NETWORKS
By EDWARD HARROFF
COLT Telecom Group plc (London), a pan-European carrier serving large-enterprise clients and major financial institutions, has completed trials of all-optical metropolitan-area networks (MANs) in London and Paris. These networks are the first demonstration of delivering the full range of telecommunications services (e.g., Internet Protocol, time-division multiplexing, SDH, Gigabit Ethernet, and other data-centric protocols) via optical wavelengths without conversion to electrical signals. The program hints at a new paradigm emerging for metro networks that receive broadband traffic from long-haul networks and must parse signals out to enterprise customers and vice versa.
COLT Telecom's group market director, Leo Todd, views all-optical technology as the right choice for ensuring customer satisfaction. He believes "the all-optical MAN approach will address the huge problem looming with a growing gap between the demand for high-bandwidth access and the inability to rapidly and simply route large volumes of wavelength-distant traffic between the back-haul and the access levels."
Some of COLT Telecom's critics have voiced the concern about how the carrier has invested much more on its customers' premises than other metro carriers. Todd retorts that "although COLT is a very 'fiber-rich' company, when a customer needs a service change and/or upgrade, there is not a reconfiguration of COLT's fiber plant. This is just a simpler procedure conducted in our network-management center with all of the operational benefits and cost savings that you can imagine."COLT selected the ONI Systems Dynamic Transport System (DTS) solution for its London and Paris MANs. Successfully completed lab tests and extensive field trials in London with the DTS means that COLT will continue to deploy all-optical MANs with future traffic growth.

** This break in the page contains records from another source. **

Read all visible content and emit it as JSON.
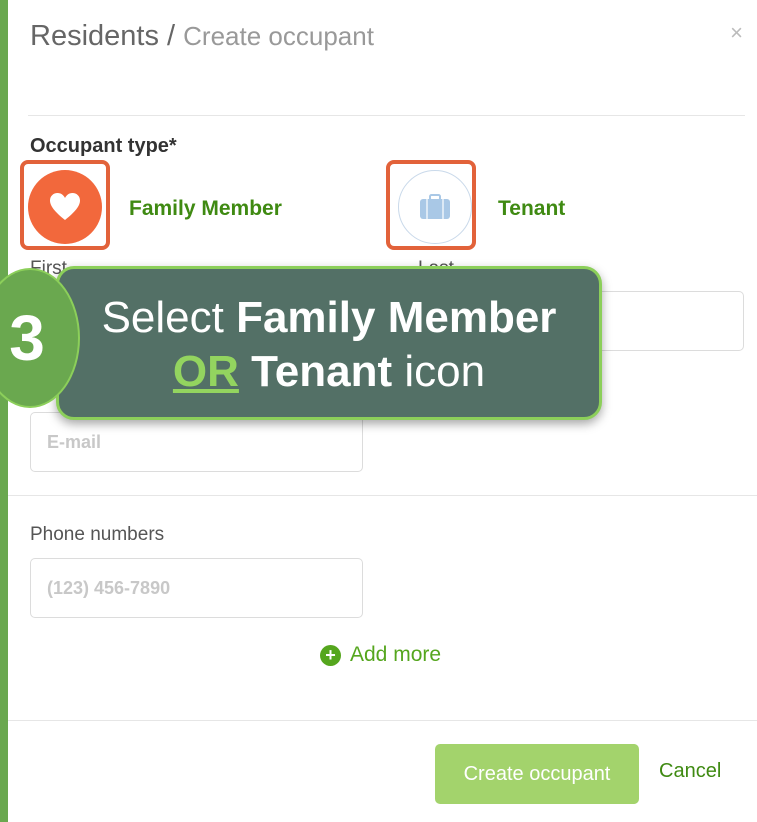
{
  "header": {
    "breadcrumb_root": "Residents",
    "breadcrumb_sep": "/",
    "breadcrumb_current": "Create occupant",
    "close_glyph": "×"
  },
  "occupant_type": {
    "label": "Occupant type*",
    "options": [
      {
        "label": "Family Member",
        "icon": "heart-icon",
        "selected": true
      },
      {
        "label": "Tenant",
        "icon": "briefcase-icon",
        "selected": false
      }
    ]
  },
  "fields": {
    "first_name_label_partial": "First",
    "last_name_label_partial": "Last",
    "email_placeholder": "E-mail",
    "phone_label": "Phone numbers",
    "phone_placeholder": "(123) 456-7890"
  },
  "add_more_label": "Add more",
  "actions": {
    "create_label": "Create occupant",
    "cancel_label": "Cancel"
  },
  "callout": {
    "step_number": "3",
    "line1_prefix": "Select ",
    "line1_bold": "Family Member",
    "line2_or": "OR",
    "line2_bold": "Tenant",
    "line2_suffix": " icon"
  },
  "colors": {
    "accent_green": "#3f8a12",
    "selected_orange": "#f2683c",
    "callout_bg": "#537066",
    "button_green": "#a3d36c"
  }
}
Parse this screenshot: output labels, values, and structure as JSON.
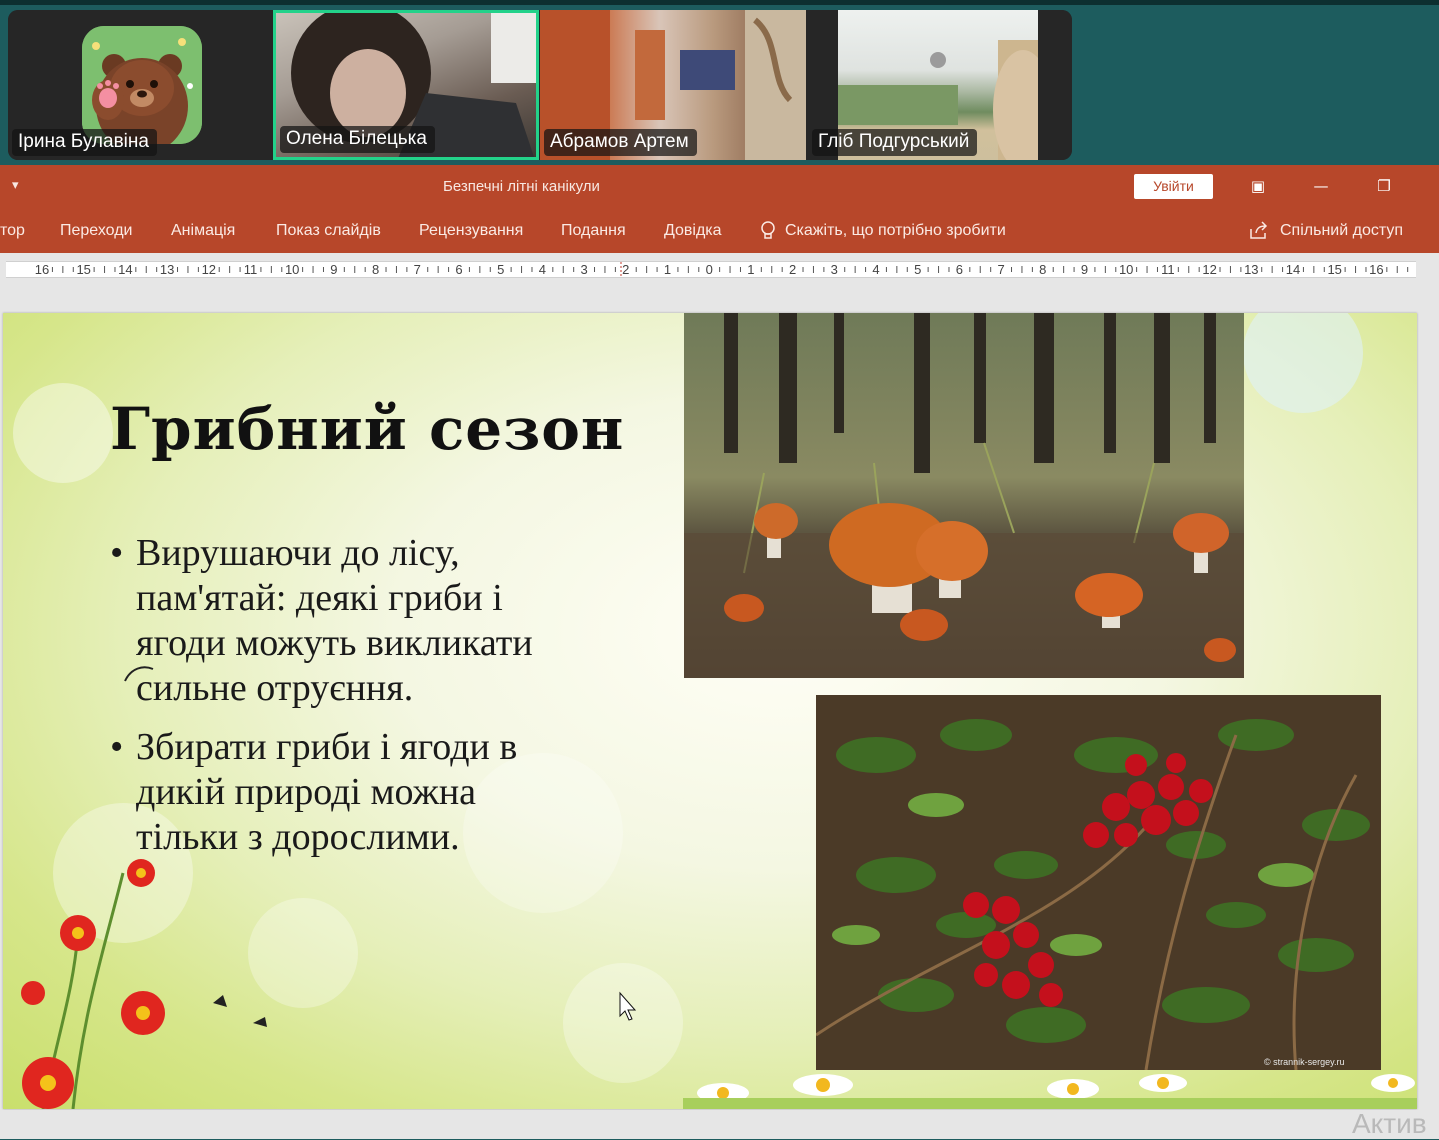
{
  "participants": [
    {
      "name": "Ірина Булавіна"
    },
    {
      "name": "Олена Білецька"
    },
    {
      "name": "Абрамов Артем"
    },
    {
      "name": "Гліб Подгурський"
    }
  ],
  "powerpoint": {
    "title": "Безпечні літні канікули",
    "signin_label": "Увійти",
    "quick_access_glyph": "▾",
    "window_buttons": {
      "restore_layout": "▣",
      "minimize": "—",
      "maximize": "❐"
    },
    "ribbon": {
      "tabs": [
        "тор",
        "Переходи",
        "Анімація",
        "Показ слайдів",
        "Рецензування",
        "Подання",
        "Довідка"
      ],
      "tell_me": "Скажіть, що потрібно зробити",
      "share": "Спільний доступ"
    },
    "ruler_labels": [
      "16",
      "15",
      "14",
      "13",
      "12",
      "11",
      "10",
      "9",
      "8",
      "7",
      "6",
      "5",
      "4",
      "3",
      "2",
      "1",
      "0",
      "1",
      "2",
      "3",
      "4",
      "5",
      "6",
      "7",
      "8",
      "9",
      "10",
      "11",
      "12",
      "13",
      "14",
      "15",
      "16"
    ]
  },
  "slide": {
    "title": "Грибний сезон",
    "bullets": [
      {
        "lines": [
          "Вирушаючи до лісу,",
          "пам'ятай: деякі гриби і",
          "ягоди можуть викликати",
          "сильне отруєння."
        ]
      },
      {
        "lines": [
          "Збирати гриби і ягоди в",
          "дикій природі можна",
          "тільки з дорослими."
        ]
      }
    ],
    "bullet_glyph": "•",
    "photo_credit": "© strannik-sergey.ru"
  },
  "watermark": "Актив",
  "colors": {
    "ppt_accent": "#b7472a",
    "strip_bg": "#1d5c5e",
    "active_speaker_border": "#23d28a"
  }
}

"ONI and its all-optical-networking technology brings major benefits to COLT and its customer base," says COLT Telecom CEO Paul Chisholm. "In addition to massive increases in the traffic carried over fiber and reductions in costs for broadband services, this technology allows us to offer our customers greater flexibility by meeting new bandwidth and connection requirements instantly. New services can quite literally be set up at the click of a mouse."
ONI's DTS solution comprises the ONLINE 9000 and ONLINE7000 optical transport platforms, the OPTX optical-network operating system, and the OLMP optical link-management protocol suite for internetworking between the optical, data, and voice layers of the network. Integrated together, the DTS is a fully functional metro optical network designed to operate with existing networks and thus provide an efficient and low-cost migration path to an all-optical infrastructure.
The DTS solution supports high channel counts (up to 66 wavelengths) and manages multiple data types such as Gigabit Ethernet, Fibre Channel, and STM-1/4/16/64. These features, combined with the low initial deployment and operating costs, enabled COLT to create customized solutions to meet its' individual customer requirements, scaling from 100 Mbits/sec to 10 Gbits/sec on each channel with flexibility of traffic format and protection.
While stating that "ONI is further along in selling the whole notion of all-optical networks," Todd doesn't plan to put all of COLT's optical eggs in one basket: "We will continue to maintain our working relations with other optical-network suppliers such as Marconi and Nortel."
Edward Harroff writes on telecommunications issues from Bellevue, Switzerland.